GOP moving ‘full steam ahead’ with summer convention plans
The Republican National Committee (RNC) is moving “full steam ahead” with plans for its convention in Charlotte, N.C., from Aug. 24 to Aug. 27, the party’s chairwoman said Monday.
“We are full steam ahead planning a traditional convention, working with our team on the ground … to conduct a traditional convention,” Ronna McDaniel said on a call with reporters, the RNC confirmed to The Hill. “We do not think at this time we have to switch to an alternative plan, but of course, we will monitor circumstances and adjust accordingly.”
McDaniel added that the RNC will reassess in late June or early July to see if adjustments need to be made because of the coronavirus pandemic but said the convention is required by bylaws to be held in person.
In a regular convention, thousands of supporters, including party officials, would gather to officially nominate President Trump as the Republican nominee for the 2020 race, but the coronavirus has essentially halted large gatherings nationwide.

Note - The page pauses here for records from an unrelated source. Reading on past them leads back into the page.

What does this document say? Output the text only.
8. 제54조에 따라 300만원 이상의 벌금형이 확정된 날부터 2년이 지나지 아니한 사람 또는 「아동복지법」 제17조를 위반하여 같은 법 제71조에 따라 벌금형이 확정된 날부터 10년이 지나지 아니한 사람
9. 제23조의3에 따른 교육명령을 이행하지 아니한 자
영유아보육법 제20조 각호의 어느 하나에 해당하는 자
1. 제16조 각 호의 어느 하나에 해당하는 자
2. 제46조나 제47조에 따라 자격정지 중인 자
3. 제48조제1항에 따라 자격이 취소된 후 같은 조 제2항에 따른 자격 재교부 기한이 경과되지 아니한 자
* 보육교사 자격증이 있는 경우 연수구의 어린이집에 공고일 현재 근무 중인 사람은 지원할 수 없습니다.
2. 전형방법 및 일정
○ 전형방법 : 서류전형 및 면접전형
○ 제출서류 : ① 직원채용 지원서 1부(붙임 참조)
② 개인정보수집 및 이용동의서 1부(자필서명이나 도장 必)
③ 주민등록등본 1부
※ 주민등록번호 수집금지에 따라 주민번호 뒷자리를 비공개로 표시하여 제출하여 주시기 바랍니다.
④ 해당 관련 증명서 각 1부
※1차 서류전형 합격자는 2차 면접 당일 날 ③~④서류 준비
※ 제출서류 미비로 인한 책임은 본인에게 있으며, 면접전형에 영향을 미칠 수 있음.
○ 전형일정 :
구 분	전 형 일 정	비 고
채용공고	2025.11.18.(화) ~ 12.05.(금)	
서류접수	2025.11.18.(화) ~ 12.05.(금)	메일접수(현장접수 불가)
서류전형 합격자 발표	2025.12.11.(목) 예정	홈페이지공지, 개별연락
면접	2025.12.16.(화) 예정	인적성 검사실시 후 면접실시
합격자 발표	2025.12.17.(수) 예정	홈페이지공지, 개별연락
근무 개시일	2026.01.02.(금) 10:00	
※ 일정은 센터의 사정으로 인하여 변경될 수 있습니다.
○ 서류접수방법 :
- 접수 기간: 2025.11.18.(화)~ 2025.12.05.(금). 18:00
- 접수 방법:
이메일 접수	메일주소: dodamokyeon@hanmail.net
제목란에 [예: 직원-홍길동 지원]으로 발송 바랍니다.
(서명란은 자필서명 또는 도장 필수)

“We recognize all major public events will require new processes and protective measures in response to Covid-19, and we are engaged with the relevant groups who will be helping to develop those guidelines to ensure we host a healthy and safe convention here in Charlotte,” 2020 Republican National Convention President and CEO Marcia Lee Kelly said in a statement.
The Democratic National Convention has been postponed from mid-July to Aug. 17 because of concerns about gathering during the pandemic. Presumptive Democratic nominee Joe Biden had suggested earlier this month that the convention may have to be virtual.
The GOP chairwoman told reporters Monday that there are “no plans right now” for Trump to resume his campaign rallies but added that she hopes they can return soon. Trump said last week he wants to hold rallies but won’t if they violate the current six-feet social distancing rules.